Noam Chomsky on Syria: A “Grim” Set of Alternatives

Source: Truthout

With the recent insertion of Russian military power into Syria and the continued use of American air power in the region, the situation in Syria has gotten tenser than ever, especially since the allegedly accidental September 17, 2016, attack on a Syrian military position that killed dozens, followed by the dismissive comments about the incident that US Ambassador to the UN Samantha Power made at a UN press conference on September 17. Former acting CIA Director Michael Morell recently said, “The Russians and Iranians need to pay a little price for their actions in support of Assad.”

In light of these developments, New York City teachers Saul Isaacson and Daniel Falcone recently sat down with Professor Noam Chomsky in his MIT office to discuss Syria and US foreign policy.

Saul Isaacson: In light of recent developments in the media propaganda blitz against Syrian President Bashar al-Assad, are you concerned that a Clinton presidency would seek to confront Russia, on Syrian soil — are we now seeing the opening salvos?

Noam Chomsky: I pretty much doubt it. The Russians have an impregnable position. What they’re doing is pretty horrible, but there’s no way to impede it except by a nuclear war, which no one’s going to do. So I think the West will watch.

You don’t see Syria as the next place to install a democracy or seek “regime change,” as they call it?
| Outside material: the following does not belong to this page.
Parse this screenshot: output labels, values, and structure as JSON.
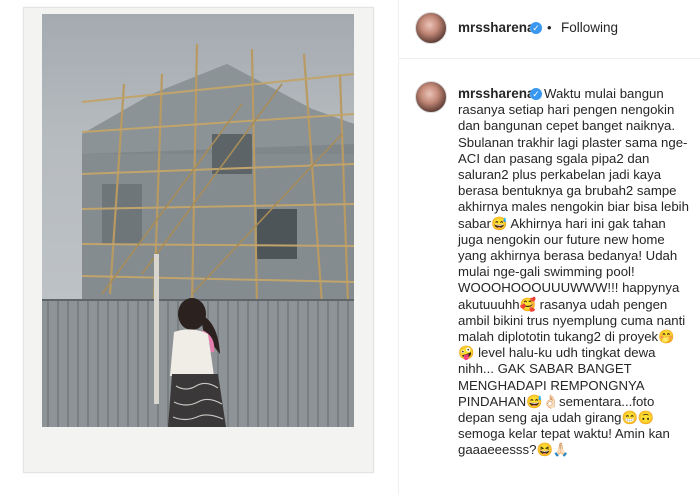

Only if you want to destroy the world. There is a major Russian military presence, and you can’t confront that.

So it’s the old Cold War doctrine: when the Russians move one step forward, American policy must be prepared to move one step back, and vice versa. There is a great deal of concern among progressive writers that this doctrine will lead to a confrontation with the Russians.
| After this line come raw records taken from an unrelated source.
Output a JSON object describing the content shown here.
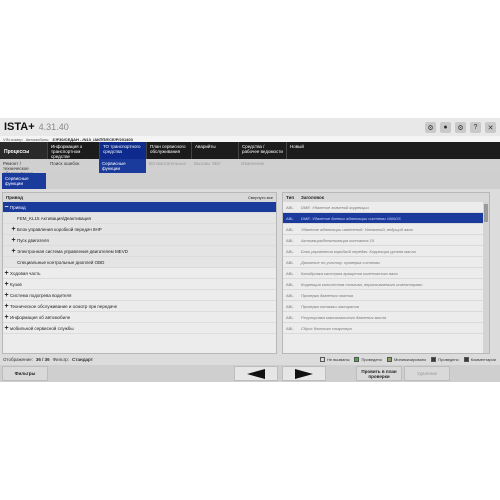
{
  "app": {
    "name": "ISTA+",
    "version": "4.31.40",
    "vin_label": "VIN-номер",
    "vehicle_label": "Автомобиль:",
    "vehicle_value": "3'/F30/СЕДАН - /N13_/АКПП/ЕСЕ/Р/201403"
  },
  "nav": {
    "main": "Процессы",
    "items": [
      "Информация о транспортном средстве",
      "ТО транспортного средства",
      "План сервисного обслуживания",
      "Аварийты",
      "Средства / рабочее ведомости",
      "Новый"
    ]
  },
  "subnav": {
    "items": [
      "Ремонт / техническое обслуживание",
      "Поиск ошибок",
      "Сервисные функции",
      "Вспомогательных",
      "Вызовы ЭБУ",
      "Изменение"
    ]
  },
  "third": {
    "tab": "Сервисные функции"
  },
  "left_panel": {
    "header": "Привод",
    "collapse_all": "Свернуть все",
    "rows": [
      {
        "label": "Привод",
        "toggle": "−"
      },
      {
        "label": "FEM_KL15 Активация/Деактивация",
        "toggle": ""
      },
      {
        "label": "Блок управления коробкой передач 8НР",
        "toggle": "+"
      },
      {
        "label": "Пуск двигателя",
        "toggle": "+"
      },
      {
        "label": "Электронная система управления двигателем MEVD",
        "toggle": "+"
      },
      {
        "label": "Специальные контрольные диоплей OBD",
        "toggle": ""
      },
      {
        "label": "Ходовая часть",
        "toggle": "+"
      },
      {
        "label": "Кузов",
        "toggle": "+"
      },
      {
        "label": "Система подогрева водителя",
        "toggle": "+"
      },
      {
        "label": "Техническое обслуживание и осмотр при передаче",
        "toggle": "+"
      },
      {
        "label": "Информация об автомобиле",
        "toggle": "+"
      },
      {
        "label": "мобильной сервисной службы",
        "toggle": "+"
      }
    ]
  },
  "right_panel": {
    "col_type": "Тип",
    "col_title": "Заголовок",
    "rows": [
      {
        "type": "ABL",
        "title": "DME: Удаление значений коррекции"
      },
      {
        "type": "ABL",
        "title": "DME: Удаление данных адаптации системы VANOS"
      },
      {
        "type": "ABL",
        "title": "Удаление адаптации изменений: Натяжной, ведущий вала"
      },
      {
        "type": "ABL",
        "title": "Активация/деактивация контакта 15"
      },
      {
        "type": "ABL",
        "title": "Блок управления коробкой передач: Коррекция уровня масла"
      },
      {
        "type": "ABL",
        "title": "Движение по участку: проверка системы"
      },
      {
        "type": "ABL",
        "title": "Калибровка кастеров вращения коленчатого вала"
      },
      {
        "type": "ABL",
        "title": "Коррекция количества топлива, впрыскиваемого инжекторами"
      },
      {
        "type": "ABL",
        "title": "Проверка давления сжатия"
      },
      {
        "type": "ABL",
        "title": "Проверка натяжки заксирания"
      },
      {
        "type": "ABL",
        "title": "Регулировка максимального давления масла"
      },
      {
        "type": "ABL",
        "title": "Сброс блочного стартера"
      }
    ]
  },
  "status": {
    "shown_label": "Отображение:",
    "shown_value": "36 / 36",
    "filter_label": "Фильтр:",
    "filter_value": "Стандарт",
    "legend": [
      "Не вызваны",
      "Проведено",
      "Минимизировано",
      "Проведено",
      "Комментарии"
    ]
  },
  "bottom": {
    "filters": "Фильтры",
    "test_plan": "Провить в план проверки",
    "disabled": "Удаление"
  }
}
There is, but I think it’s misplaced. I mean, I don’t like Clinton at all, but I think she’s really being demonized. She’s no worse than the European leaders, for example. So, for example, in Libya she was terrible, but [former French President Nicolas] Sarkozy and [former UK Prime Minister David] Cameron were worse. And on some things, she’s surprisingly dovish…. There’s a leak of a private discussion that she had with a couple of anti-nuke people, national security specialists who were critical of the nuclear buildup — not [defense secretary for President Bill Clinton] William Perry, but [former Defense Department official] Andrew C. Weber — and she was probably accommodating to them, but the statements that she made were not bad — if you hold her feet to the fire and make her pursue that, it would make sense.
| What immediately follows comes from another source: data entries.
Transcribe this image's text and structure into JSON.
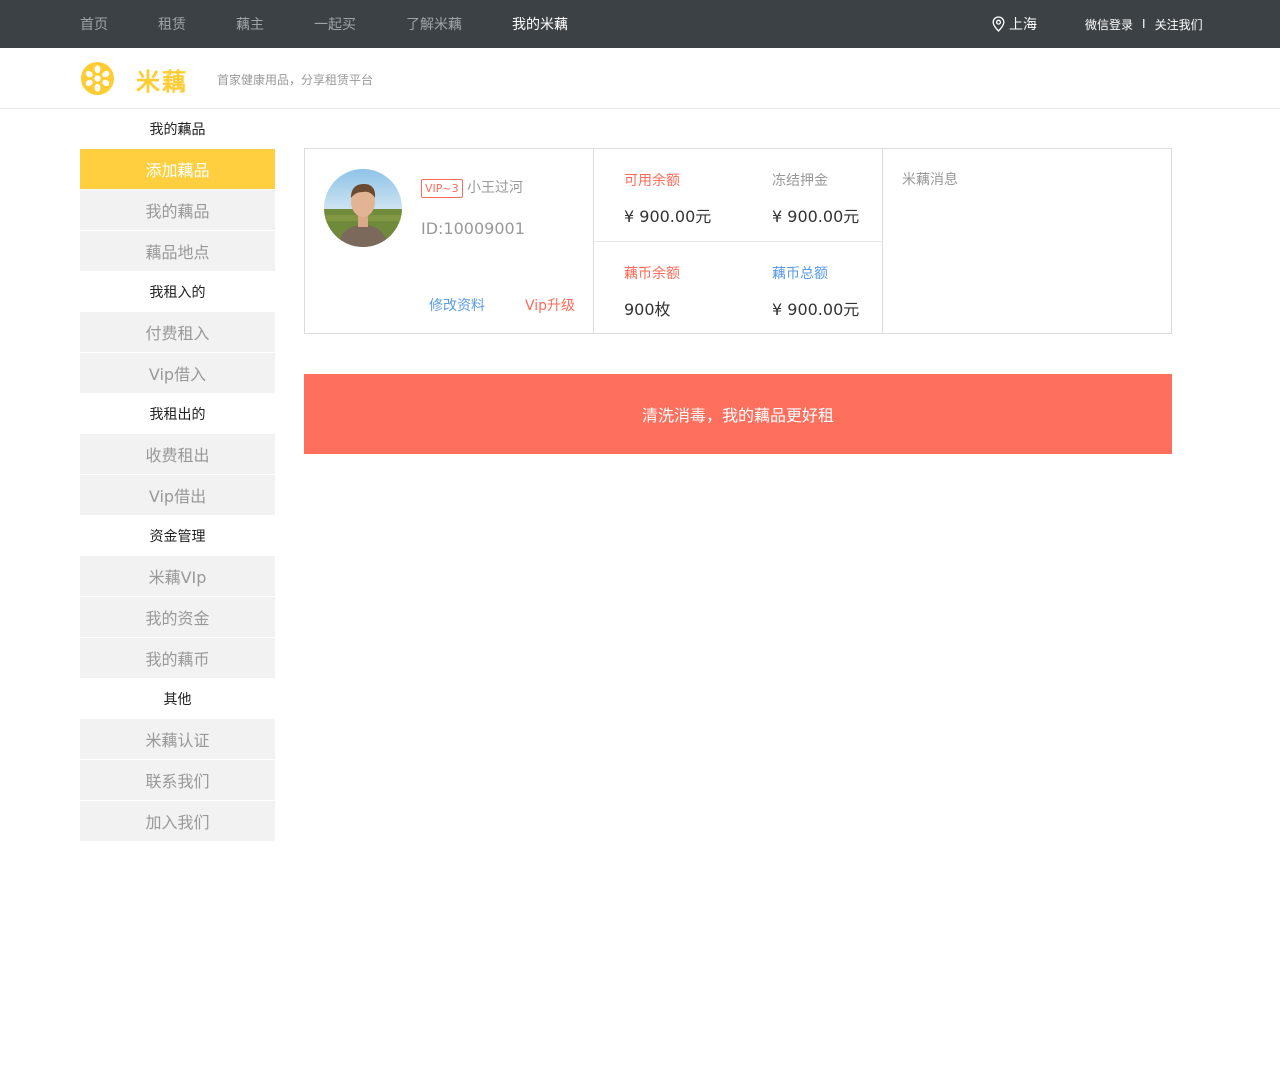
{
  "topnav": {
    "items": [
      "首页",
      "租赁",
      "藕主",
      "一起买",
      "了解米藕",
      "我的米藕"
    ],
    "active_index": 5
  },
  "location": {
    "city": "上海",
    "icon": "location-pin-icon"
  },
  "auth": {
    "wechat_login": "微信登录",
    "separator": "I",
    "follow_us": "关注我们"
  },
  "header": {
    "logo_text": "米藕",
    "slogan": "首家健康用品，分享租赁平台",
    "brand_color": "#ffcc33"
  },
  "sidebar": {
    "groups": [
      {
        "title": "我的藕品",
        "items": [
          "添加藕品",
          "我的藕品",
          "藕品地点"
        ]
      },
      {
        "title": "我租入的",
        "items": [
          "付费租入",
          "Vip借入"
        ]
      },
      {
        "title": "我租出的",
        "items": [
          "收费租出",
          "Vip借出"
        ]
      },
      {
        "title": "资金管理",
        "items": [
          "米藕VIp",
          "我的资金",
          "我的藕币"
        ]
      },
      {
        "title": "其他",
        "items": [
          "米藕认证",
          "联系我们",
          "加入我们"
        ]
      }
    ],
    "active_item": "添加藕品"
  },
  "profile": {
    "vip_badge": "VIP~3",
    "username": "小王过河",
    "user_id": "ID:10009001",
    "edit_link": "修改资料",
    "upgrade_link": "Vip升级"
  },
  "stats": {
    "available_label": "可用余额",
    "available_value": "¥ 900.00元",
    "frozen_label": "冻结押金",
    "frozen_value": "¥ 900.00元",
    "coin_balance_label": "藕币余额",
    "coin_balance_value": "900枚",
    "coin_total_label": "藕币总额",
    "coin_total_value": "¥ 900.00元"
  },
  "messages": {
    "title": "米藕消息"
  },
  "banner": {
    "text": "清洗消毒，我的藕品更好租",
    "color": "#ff6f5e"
  }
}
So she expressed some skepticism about Obama’s trillion-dollar nuclear modernization plan. She came out in opposition to the most dangerous part of it — the development of smaller nuclear-tip missiles, which can be adapted, scaled down for battlefield usage. She opposed that and made a couple of other reasonable comments, which were probably in reaction to her audience, since politicians say what people want to hear, but it’s something that she could be pressed on by popular movements — “OK, you’re on the record for this, so stop this.”